1.4k views Asked by At

I have a ggplot stat_bin2d "heatmap".

library(ggplot2)
value<-rep(1:5, 1000)
df<-as.data.frame(value)    
df$group<-rep(1:7, len=5000)
df<-df[sample(nrow(df), 3000), ]
ggplot(df, aes(factor(group), factor(value))) +stat_bin2d()

I have tried to add fill to aes:

aes(factor(group), factor(value),fill = (..count..)/mean(..count..))

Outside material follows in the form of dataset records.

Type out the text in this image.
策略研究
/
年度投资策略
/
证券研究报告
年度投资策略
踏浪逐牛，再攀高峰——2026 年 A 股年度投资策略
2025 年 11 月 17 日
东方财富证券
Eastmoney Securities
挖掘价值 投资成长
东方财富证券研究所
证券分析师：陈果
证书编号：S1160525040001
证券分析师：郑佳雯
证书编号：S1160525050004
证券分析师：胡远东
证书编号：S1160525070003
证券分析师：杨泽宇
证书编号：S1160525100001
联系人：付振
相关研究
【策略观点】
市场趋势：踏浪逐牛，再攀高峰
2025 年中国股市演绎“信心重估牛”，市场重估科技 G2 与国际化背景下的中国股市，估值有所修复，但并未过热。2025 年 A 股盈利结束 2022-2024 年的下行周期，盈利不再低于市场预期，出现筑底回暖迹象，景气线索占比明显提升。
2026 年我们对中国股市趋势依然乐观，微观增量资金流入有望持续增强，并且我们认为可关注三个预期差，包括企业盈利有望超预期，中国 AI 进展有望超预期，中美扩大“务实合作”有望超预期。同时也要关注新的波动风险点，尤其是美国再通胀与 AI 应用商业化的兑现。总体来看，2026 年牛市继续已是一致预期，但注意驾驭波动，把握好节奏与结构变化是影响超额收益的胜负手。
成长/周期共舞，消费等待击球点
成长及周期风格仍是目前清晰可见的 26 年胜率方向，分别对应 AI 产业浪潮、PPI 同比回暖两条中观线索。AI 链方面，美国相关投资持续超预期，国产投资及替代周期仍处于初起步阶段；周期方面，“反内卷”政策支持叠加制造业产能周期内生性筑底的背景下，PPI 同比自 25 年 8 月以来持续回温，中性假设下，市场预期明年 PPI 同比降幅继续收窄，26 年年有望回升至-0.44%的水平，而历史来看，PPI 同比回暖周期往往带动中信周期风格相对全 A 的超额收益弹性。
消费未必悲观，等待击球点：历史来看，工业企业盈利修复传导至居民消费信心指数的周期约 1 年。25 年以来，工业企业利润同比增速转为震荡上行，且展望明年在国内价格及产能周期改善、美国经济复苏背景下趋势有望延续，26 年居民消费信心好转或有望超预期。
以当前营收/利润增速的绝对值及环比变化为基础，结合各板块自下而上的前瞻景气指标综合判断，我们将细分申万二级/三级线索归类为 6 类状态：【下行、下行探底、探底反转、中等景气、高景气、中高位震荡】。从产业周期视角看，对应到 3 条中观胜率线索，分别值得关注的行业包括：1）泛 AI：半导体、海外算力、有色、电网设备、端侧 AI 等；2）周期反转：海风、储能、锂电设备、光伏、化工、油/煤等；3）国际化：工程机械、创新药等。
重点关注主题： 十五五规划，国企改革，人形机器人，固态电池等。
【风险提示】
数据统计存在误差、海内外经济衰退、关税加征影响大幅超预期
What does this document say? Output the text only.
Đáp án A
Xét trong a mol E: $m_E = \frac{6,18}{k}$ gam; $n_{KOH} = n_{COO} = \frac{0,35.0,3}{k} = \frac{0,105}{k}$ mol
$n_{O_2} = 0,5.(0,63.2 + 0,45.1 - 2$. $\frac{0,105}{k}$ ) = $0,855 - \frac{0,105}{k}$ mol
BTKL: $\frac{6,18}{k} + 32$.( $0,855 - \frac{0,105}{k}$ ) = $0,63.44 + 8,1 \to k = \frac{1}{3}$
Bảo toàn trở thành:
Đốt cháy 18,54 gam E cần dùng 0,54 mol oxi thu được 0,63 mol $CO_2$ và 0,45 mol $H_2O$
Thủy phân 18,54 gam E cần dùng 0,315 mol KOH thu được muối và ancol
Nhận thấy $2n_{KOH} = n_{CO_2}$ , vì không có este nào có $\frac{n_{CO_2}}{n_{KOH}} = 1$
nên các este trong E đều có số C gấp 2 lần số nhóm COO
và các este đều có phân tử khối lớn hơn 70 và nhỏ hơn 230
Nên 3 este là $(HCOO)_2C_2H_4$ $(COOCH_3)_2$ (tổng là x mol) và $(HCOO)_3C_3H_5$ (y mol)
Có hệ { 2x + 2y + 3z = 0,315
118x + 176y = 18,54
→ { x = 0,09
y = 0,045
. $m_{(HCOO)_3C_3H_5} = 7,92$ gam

as a way to mimic ..density.. (not accepted) does not seem to be accepted, but it is not what I am wanting - it seems to divide by the sum of the counts for the whole df. I want the count of values in each group (by x axis) normalised by the mean (or sum, or other stat) within the group. unfortunately, sum(..count..) seems to give the sum of the whole df, not only of the column.

1

There are 1 answers

1
Matt On

I know this post is ancient, but I came across it when trying to do the same thing and didn't want to use geom_tile. I was able to implement it with after_stat and a normalization function:

norm_across_y <- function(v, x, y){
    data.frame(v=v, x=x, y=y) %>%
        group_by(x) %>%
        mutate(v=v/((max(y)-min(y))/n()*sum(v))) %>%
        ungroup() %>%
        pull(v)
}

ggplot(data, aes(x=xvar, y=yvar)) +
    stat_density_2d_filled(aes(fill=after_stat(norm_across_y(density, x, y))), geom="raster", contour=FALSE, n=500) +
    geom_point(color="red", shape="x") +
    scale_x_continuous(expand=c(0,0)) +
    scale_y_continuous(expand=c(0,0)) +
    scale_fill_viridis_c(limits=c(0,NA))

Which normalizes each slice of the x axis such that the integral along the y axis would be 1 which was my use case.